Starting in 2015, the Copernicus Sentinel-1 satellites took snapshots of Pine Island Glacier every 12 days, and then after fall 2016, they began collecting data every six days. The researchers examined all the data collected between January 2015 and September 2020 and used the multitude of images to create detailed videos of the ice flow.
The team found that the calving rate of the ice shelf more than doubled in that time frame and that starting in September 2017, the disintegrating shelf lost significant contact with the shoreline on its southern margin. This appeared to coincide with a sudden acceleration of the glacier, which continued to speed up as more icebergs calved from the shelf over the next three years. At the same time, available data indicated “no obvious change in the ocean temperature variability” in the region, hinting that melt-driven thinning of the ice shelf likely wasn’t to blame, the team noted.

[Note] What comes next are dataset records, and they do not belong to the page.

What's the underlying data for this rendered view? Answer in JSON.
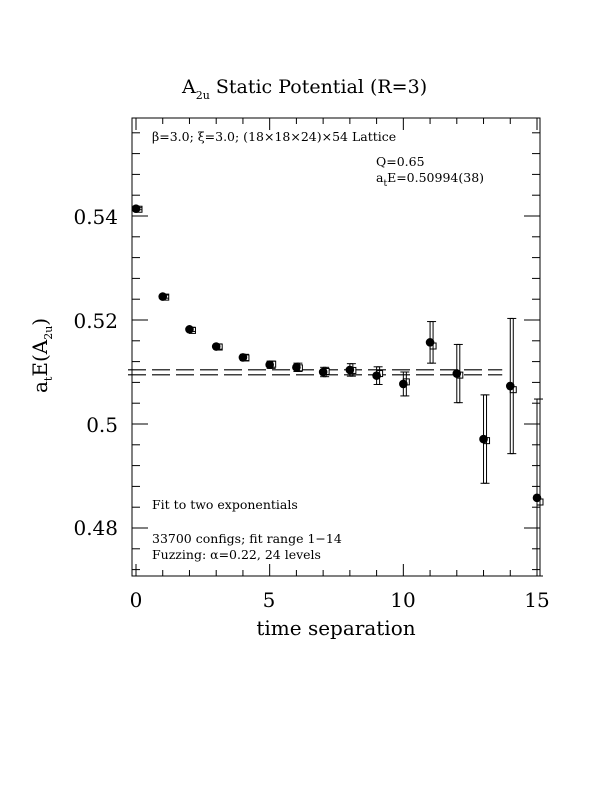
{
  "chart_data": {
    "type": "scatter",
    "title": {
      "main": "A",
      "sub": "2u",
      "rest": " Static Potential (R=3)"
    },
    "xlabel": "time separation",
    "ylabel": {
      "a": "a",
      "t": "t",
      "mid": "E(A",
      "sub": "2u",
      "end": ")"
    },
    "xlim": [
      0,
      15
    ],
    "ylim": [
      0.471,
      0.5585
    ],
    "x_ticks": [
      "0",
      "5",
      "10",
      "15"
    ],
    "y_ticks": [
      "0.48",
      "0.5",
      "0.52",
      "0.54"
    ],
    "lattice_label": "β=3.0; ξ=3.0; (18×18×24)×54 Lattice",
    "fit_info": {
      "q": "Q=0.65",
      "energy": {
        "a": "a",
        "t": "t",
        "rest": "E=0.50994(38)"
      }
    },
    "notes": {
      "fit_type": "Fit to two exponentials",
      "configs": "33700 configs; fit range 1−14",
      "fuzzing": "Fuzzing: α=0.22, 24 levels"
    },
    "fit": {
      "center": 0.50994,
      "err": 0.00038,
      "x_range": [
        0,
        13.4
      ]
    },
    "series": [
      {
        "marker": "filled-circle",
        "points": [
          {
            "x": 0,
            "y": 0.5414,
            "err": 0.0002
          },
          {
            "x": 1,
            "y": 0.5245,
            "err": 0.0003
          },
          {
            "x": 2,
            "y": 0.5182,
            "err": 0.0004
          },
          {
            "x": 3,
            "y": 0.5149,
            "err": 0.0005
          },
          {
            "x": 4,
            "y": 0.5128,
            "err": 0.0006
          },
          {
            "x": 5,
            "y": 0.5114,
            "err": 0.0007
          },
          {
            "x": 6,
            "y": 0.5109,
            "err": 0.0008
          },
          {
            "x": 7,
            "y": 0.51,
            "err": 0.0009
          },
          {
            "x": 8,
            "y": 0.5104,
            "err": 0.0012
          },
          {
            "x": 9,
            "y": 0.5093,
            "err": 0.0017
          },
          {
            "x": 10,
            "y": 0.5077,
            "err": 0.0023
          },
          {
            "x": 11,
            "y": 0.5157,
            "err": 0.004
          },
          {
            "x": 12,
            "y": 0.5097,
            "err": 0.0056
          },
          {
            "x": 13,
            "y": 0.4971,
            "err": 0.0085
          },
          {
            "x": 14,
            "y": 0.5073,
            "err": 0.013
          },
          {
            "x": 15,
            "y": 0.4858,
            "err": 0.019
          }
        ]
      },
      {
        "marker": "open-square",
        "points": [
          {
            "x": 0,
            "y": 0.5413
          },
          {
            "x": 1,
            "y": 0.5244
          },
          {
            "x": 2,
            "y": 0.518
          },
          {
            "x": 3,
            "y": 0.5148
          },
          {
            "x": 4,
            "y": 0.5127
          },
          {
            "x": 5,
            "y": 0.5115
          },
          {
            "x": 6,
            "y": 0.5108
          },
          {
            "x": 7,
            "y": 0.5101
          },
          {
            "x": 8,
            "y": 0.5103
          },
          {
            "x": 9,
            "y": 0.5097
          },
          {
            "x": 10,
            "y": 0.5081
          },
          {
            "x": 11,
            "y": 0.515
          },
          {
            "x": 12,
            "y": 0.5094
          },
          {
            "x": 13,
            "y": 0.4968
          },
          {
            "x": 14,
            "y": 0.5066
          },
          {
            "x": 15,
            "y": 0.485
          }
        ]
      }
    ]
  }
}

To better understand what triggered the acceleration from 2017 to 2020, the team crafted an ice flow model of the glacier and ice shelf, taking into account local environmental conditions. They tested what the model would do if none of the outermost shelf had broken off into the sea, and they found that the speed-up wasn’t as dramatic as what they saw in the SAR footage. The team then tried lopping off huge chunks of the shelf, as occurred in real life, and the glacier accelerated accordingly.
“The only change I made is that I removed that part of the ice shelf,” Joughin said. “The speed of the model was very close to that which was observed in nature.”
That said, although the model came very close to reflecting the SAR footage, there is “still a mismatch” in the true and modeled flow speeds of the floating ice, particularly toward the ice shelf’s seaward edge, Dow said. This hints that some physical systems may be acting on the ice flow but are still missing from the model, she said.
“It’s not yet clear how important those missing pieces are for determining the future of Pine Island Glacier,” Dow told Live Science.
For instance, Dow’s own research group is currently investigating what role water flow beneath the glacier plays in the melt rates of the ice above. This subglacial water accumulates due to friction from the moving glacier and geothermal heat from the earth below; eventually, the fresh water slips out from under the glacier and enters the cavity beneath the ice shelf, thus mixing up the salty seawater found there. This may drive more warm water toward the grounding line and “potentially lead to faster retreat” of the ice shelf, but the new model doesn’t take this process into account, Dow noted.
And there’s another missing puzzle piece that scientists must address: When deep fractures appear in the ice shelf, what ultimately causes icebergs to snap free?
While scientists can model melt-driven thinning fairly well, “the part about the shelf breaking up gets into fracture mechanics,” a tricky physical factor that also comes into play in earthquake prediction, Joughin said. “The bottom line is … it’s hard to say when something is going to rupture or break,” he said. Being better able to predict when the icebergs might calve off the ice shelf would allow scientists to better predict the subsequent speed-up of the glacier, as well as the related sea-level rise, he noted.
But even if the glacier speeds up again in the near future, its contribution to sea-level rise shouldn’t suddenly spike to a catastrophic level in the realm of several feet a year, Joughin said. Again, the glacier currently contributes about 0.006 inches of sea-level rise annually, so “even if you tripled that, we’d only be at half-a-millimeter [0.02 inches] a year,” he noted.